Не так сияет в древнем Риме
Великий оный Марк Аврелий,
Герой возлюбленный племен.
Он тем свое прославил имя,
Что от престола удален
Был и доносчик, и шпион.
Когда ж злодеи присмирели,
Когда при Рейне, при Пактоле
Сломил он силу диких орд,
То тихо въехал в Капитолий,
Спокоен, величав и горд,
Челом сияя благородным.
Он думает лишь об одном:
О благоденствии народном.
Владея резвым скакуном,
Он повод сжал одной рукою,
Другую же слегка поднял,
Как бы народ благословлял
И призывал его к покою.
И мнится, слышен крик сердец
Толпы восторженной, счастливой:
«Вернулся цезарь, наш отец!»
И едет он неторопливо,
Желая каждого дарить
Своей отеческой улыбкой.
Под ним, свою смиряя прыть,
Потряхивая шеей гибкой,
Ступает благородный конь.
В его глазах горит огонь,
Как будто бы он понимает,
Какой желанный гость въезжает,
Мильонов подданный отец!
К отцу бегут без страха дети...
Так едет он во мглу столетий,
Стяжав бессмертия венец.
Но конь Петра безумно несся,
Все сокрушая на лету,
И вдруг вскочил на край утеса,
Подняв копыта в пустоту.
Царь бросил повод, конь несется,
Закусывая удила..
Вот упадет и разобьется..
Но все незыблема скала,
И медный всадник, яр и мрачен,
Все также скачет наугад.
Так, зимним холодом охвачен.
Висит над бездной водопад.
Но в эти мертвые пространства
Лишь ветер Запада дохнет,
Свободы солнце всем блеснет,
И рухнет водопад тиранства!
– Довольно! – сказал Николай Тургенев, поднимая бокал бургундского. – За здоровье литовского Пушкина!
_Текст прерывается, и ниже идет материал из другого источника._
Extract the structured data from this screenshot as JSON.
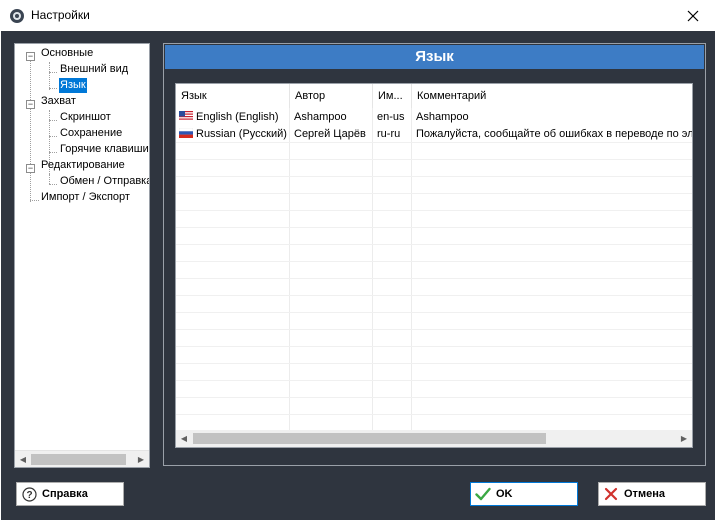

– Для меня петербургский Пушкин дороже, – слабо сопротивляется Александр Иванович.
Входит Ламберт, бальзаковский любимец, остроумный, едкий, насмешливый лакей Николая Ивановича Тургенева, и произносит, глядя в упор на Николая Ивановича (шепотом):
– Генерал контрреволюции...
И потом (громко):
– Маркиз Адам де Кюстин.
Александр Иванович поднимается с некоторой тревогой.
– Может, вы останетесь? – говорит младший брат. – Это, право же, интересно!